God of Gamblers (Wong Jing; 1989)

★★★★☆

Les jeux de hasards sont populaires à Hong Kong, c’est un fait. A tel point qu’est né le « gambling movie ». Véritable sous genre cinématographique, ces films sont portés sur le goût du jeu, l’attrait du jeu, l’enjeu du jeu. Mais si le genre en lui même n’est pas nouveau, il faudra attendre le début des années 1990 pour le voir eclater à profusion, donnant lieu à un nombre incalculable de films du genre. Cette vague sera dûe à Wong Jing et à son God of Gamblers, premier opus mythique d’une longue saga composée de suites, de suites alternatives, de spins off, et j’en passe.

Ko Chun est le « god of gambler », un dieu du jeu, ne perdant jamais une partie, qu’il s’agisse de cartes, de dés, ou de n’importe quoi d’autre. Lorsque l’une de ses connaissances lui demande de défier un joueur redoutable (et tricheur), Chan, le dieu du jeu accepte sans hésiter.
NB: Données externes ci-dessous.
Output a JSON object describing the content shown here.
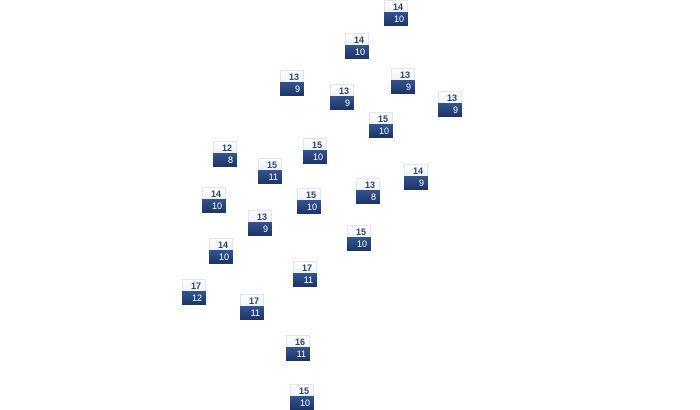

Surviens alors un accident qui le rendra partiellement amnésique, le faisant retomber à une mentalité de presque enfant. Recueilli par un malfrat un peu loser, ce dernier se servira de la faiblesse du dieu du jeu pour gagner de l’argent via son talent, qu’il a malgré tout conservé.

Divertissement sera ici le mot d’ordre du film. On comprend bien aisément qu’un film centré uniquement sur le jeu ne puisse pas conserver son interêt sur deux heures, ainsi c’est un véritable fourre tout, un joyeux n’importe quoi qui servira de péripéties entre deux scenes de l’intrigue princpipale, ici les cartes. On passera donc du comique au drame, du drame à l’action, de l’action au sentiment, sans jamais que l’un de ces genres ne soit spécialement prédominant, ou prédominé. Chacun y trouvera son compte, qu’il s’agisse de gunfight, de cascades (mention spéciale à Andy Lau et à sa scene de poursuite dans les échafaudages.), ou encore de situations burlesques, le réalisateur fait feu de tout bois et réussit à accrocher le spectateur sur toute sa durée sans trop de mal, tant il (le film) se révèlera attachant sous bien des aspects. De par son ambiance musicale, d’abord, excellente en tout point et ponctuée par le theme du film, absolument culte, propre aux scenes de jeu. De par son casting ensuite, semblant s’être finalement lui aussi pas mal amusé durant le tournage, composé de noms tels que Joey Wong, de la très belle Sharla Cheung Man, de l’excellent Andy Lau, et surtout du mythique Chow Yun Fat, qui ajoute ici par son rôle de god of gambler un personnage mythique de plus à son portrait. Le voir ainsi, cheveux gominés et smoking sur mesure, manier cartes et dés avec une aisance et un naturel aussi élégant qu’effroyable est un plaisir de chaque seconde, et sa prestance dans cette tenue n’ayant d’égal que sa prestation d’amnésique retombé en enfance, tantôt drôle, tantôt touchant, tantôt exaspérant, mais toujours divertissant.

Un gambling movie ET un divertissement de premier ordre donc, une pierre d’angle pour un genre si traditionnel du pays, se plaçant bien au dessus du lot passé et futur de ses semblables par son casting magistral, se mise en scene diversifiée mais pourtant cohérente, et sa réalisation sans réelle autre prétention que celle d’amuser. Mythique.